My heart grew warm and resonant. My soul joined in, with a very firm, “We’re doing this!” As my experience has been that things don’t go well for me when my rational mind tries to resist that kind of blood-and-bone deep spiritual certainty, I swiftly got all of me in line and began searching in earnest for routes to convert. All within 24 hours.

I am now four months into my official conversion journey with a Liberal Jewish Rabbi and congregation, and finding nourishment in services and in home-based Jewish practice, as well as broader online community and learning. 

But surely, this means I need to give up being a Witch? Not necessarily: there have been Jewitches for decades who have circled this square before me*. My own answer rests on two things: my interpretation of Jewish law on idolatry, and what it means to me to be a Witch.

Being a Witch for me is founded in an animistic outlook on day to day life, i.e. that everything has some degree of personhood, whether it be a human animal, a non-human animal, a plant, a rock, water, etc. This also applies to beings that are non-corporeal, whether they be land spirits, sidhe, deities, egregores, ghosts, etc. When I experience everything as alive, and as having personhood, it is simply rude not to treat each being with courtesy, as my neighbours, as members of my local community, and, in some cases, as my friends.

The foundational Jewish law on idolatry is the first of the ten commandments revealed to Moses on Mount Sinai: 

You shall have no other gods besides Me.

This seems like a pretty clear and plain statement, which at least might mean that HaShem** requires me to give up relationships I have with various deities, if not with other kinds of non-human beings.

However, the verses that follow this plain statement give further context:

You shall not make for yourself a sculptured image, or any likeness of what is in the heavens above, or on the earth below, or in the waters under the earth. 

You shall not bow down to them or serve them.

It appears from these verses that it is not relating with any part of HaShem's creation that constitutes idolatry, but, firstly, separating out part of creation from the whole as different and special, and, secondly, bowing down to it or serving it. The idolatry is not in the relating to creation rather than Creator, but in the refusal to relate to creation as it is, separating a part of creation from its context and from its Source, and projecting the power of the Source onto the separated part.

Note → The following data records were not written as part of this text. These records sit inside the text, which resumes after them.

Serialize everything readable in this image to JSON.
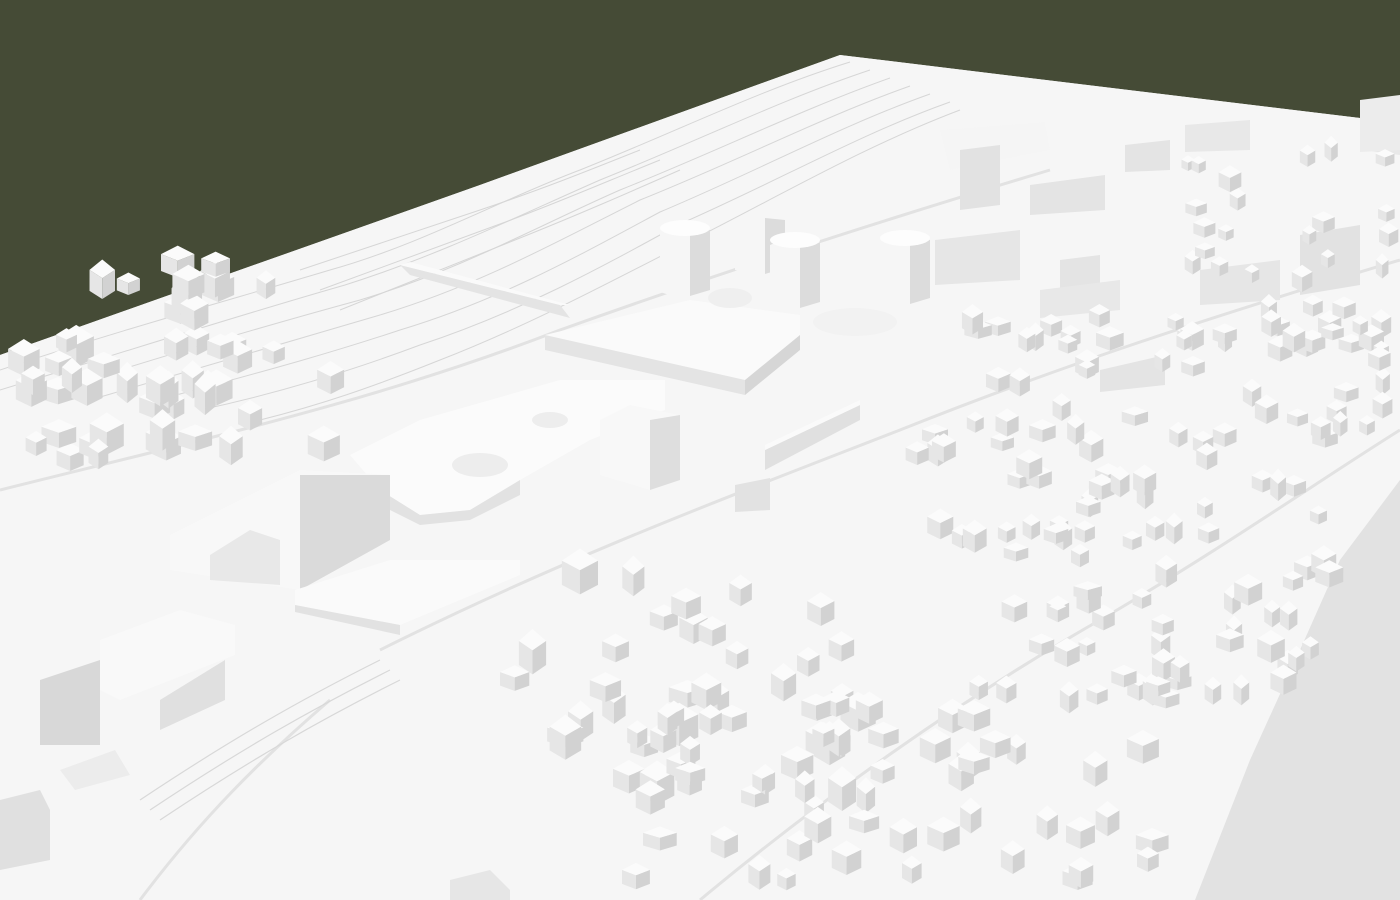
{
  "scene": {
    "subject": "white-architectural-site-model",
    "colors": {
      "background": "#454b36",
      "model_base": "#f4f4f4",
      "model_edge": "#dcdcdc",
      "building_top": "#fbfbfb",
      "building_side": "#e6e6e6",
      "building_dark_side": "#d2d2d2",
      "contour": "#d0d0d0",
      "road": "#ececec"
    }
  }
}
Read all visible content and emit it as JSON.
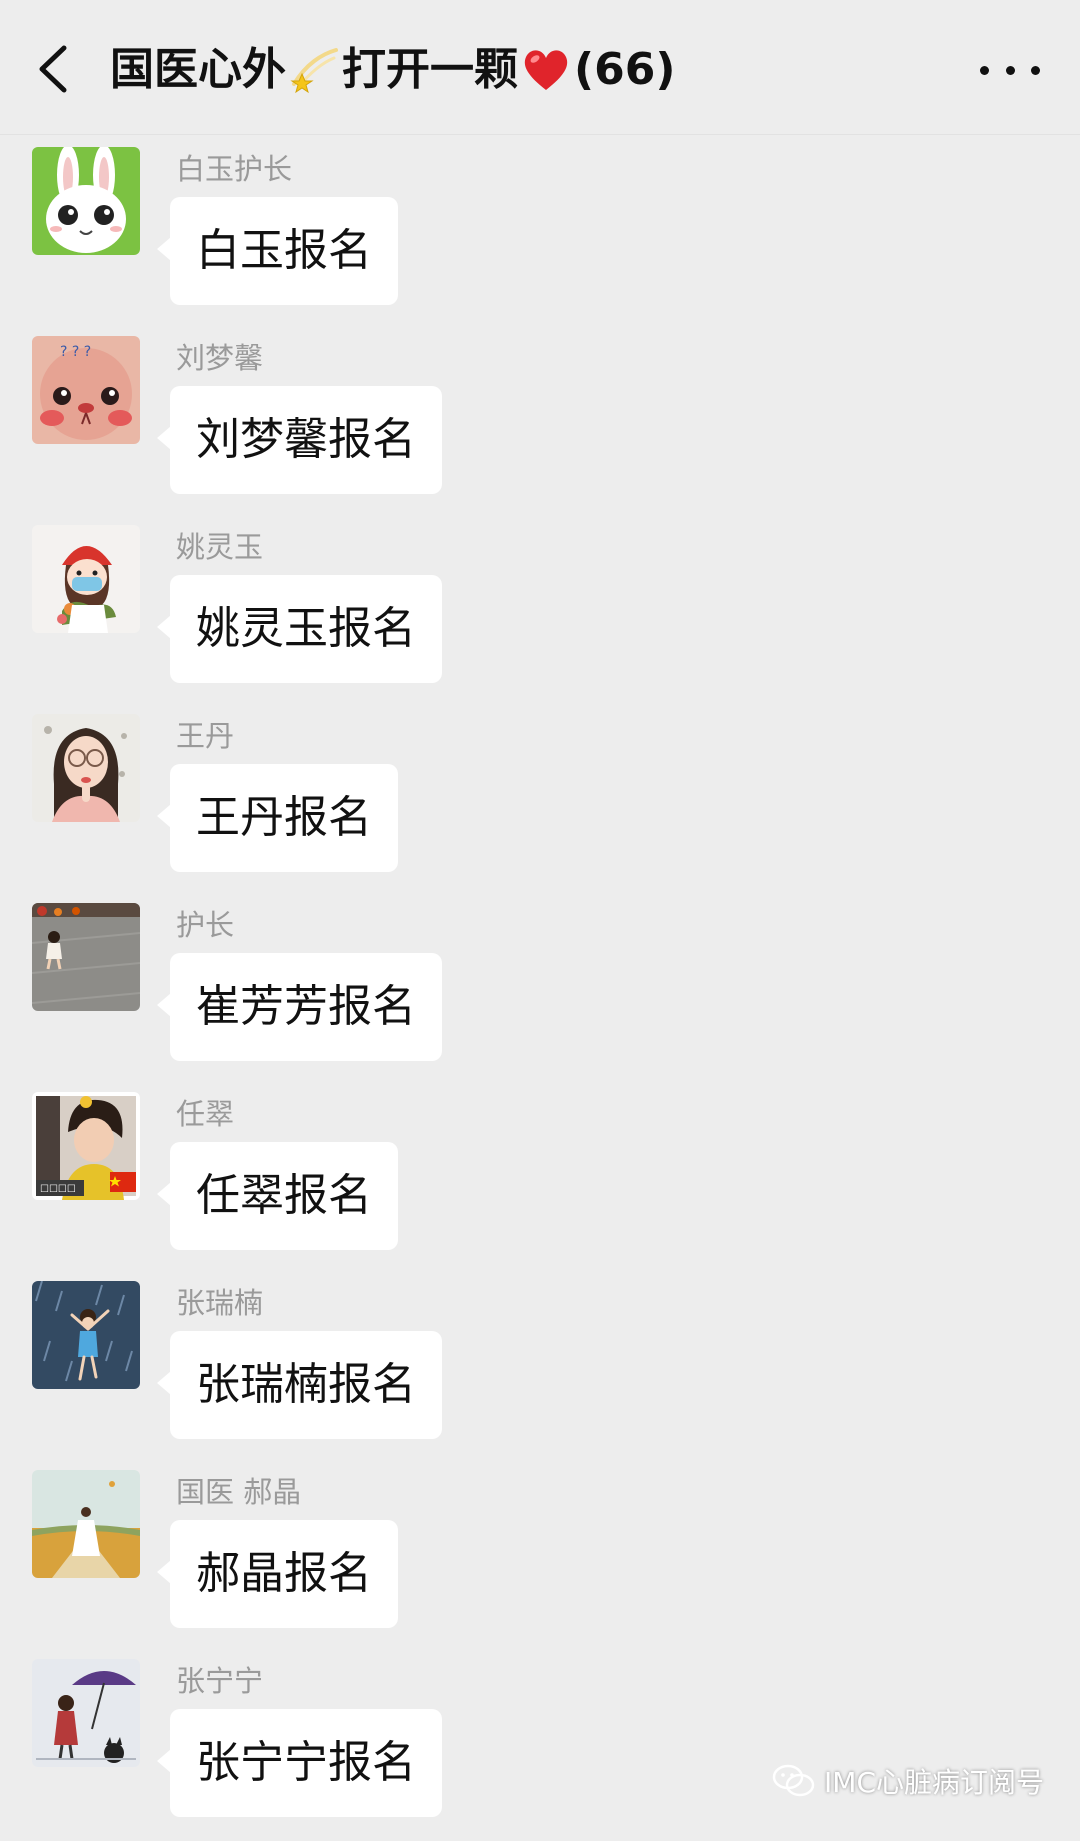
{
  "header": {
    "title_part1": "国医心外",
    "title_part2": "打开一颗",
    "title_count": "(66)",
    "icons": [
      "back-arrow-icon",
      "shooting-star-emoji",
      "red-heart-emoji",
      "more-dots-icon"
    ]
  },
  "messages": [
    {
      "sender": "白玉护长",
      "text": "白玉报名",
      "avatar": "white-rabbit-avatar"
    },
    {
      "sender": "刘梦馨",
      "text": "刘梦馨报名",
      "avatar": "pink-bear-avatar"
    },
    {
      "sender": "姚灵玉",
      "text": "姚灵玉报名",
      "avatar": "cartoon-girl-red-hat-avatar"
    },
    {
      "sender": "王丹",
      "text": "王丹报名",
      "avatar": "girl-glasses-photo-avatar"
    },
    {
      "sender": "护长",
      "text": "崔芳芳报名",
      "avatar": "child-walking-photo-avatar"
    },
    {
      "sender": "任翠",
      "text": "任翠报名",
      "avatar": "child-photo-flag-avatar"
    },
    {
      "sender": "张瑞楠",
      "text": "张瑞楠报名",
      "avatar": "dancing-girl-rain-avatar"
    },
    {
      "sender": "国医  郝晶",
      "text": "郝晶报名",
      "avatar": "girl-field-illustration-avatar"
    },
    {
      "sender": "张宁宁",
      "text": "张宁宁报名",
      "avatar": "umbrella-girl-cat-avatar"
    }
  ],
  "watermark": {
    "text": "IMC心脏病订阅号",
    "icon": "wechat-icon"
  },
  "colors": {
    "background": "#ededed",
    "bubble": "#ffffff",
    "sender": "#9a9a9a"
  }
}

In this light, idolatry is a fundamental confusion about the nature of what exists. No wonder an injunction against it is the first commandment! If we are confused about the nature of what exists, how can we hope to do anything of value or sanctity, anything worthy of honouring Life and its Source, or indeed anything at all?

My Witchcraft does not involve separating out any part of creation and treating it as other than what it is, nor confusing a part of creation with the whole, or with its Source; in fact, it is just the opposite. My Witchcraft is founded on maintaining appropriate relationships with non-human as well as human persons; it involves being aware of the flow of power, of Source, in, through, and beyond all; it means opening myself to and riding this flow in specific ways, in the service of Life; and it requires responsibility for myself, my decisions, my actions, and their consequences.

I see nothing in this which contradicts the first commandment against idolatry. Do you?

* You can find more on contemporary Jewitchery and other related movements here, here, and here.

** HaShem is a transliteration of the Hebrew for 'The Name', and is a respectful way of referring to 'God' outside of the context of worship or prayer.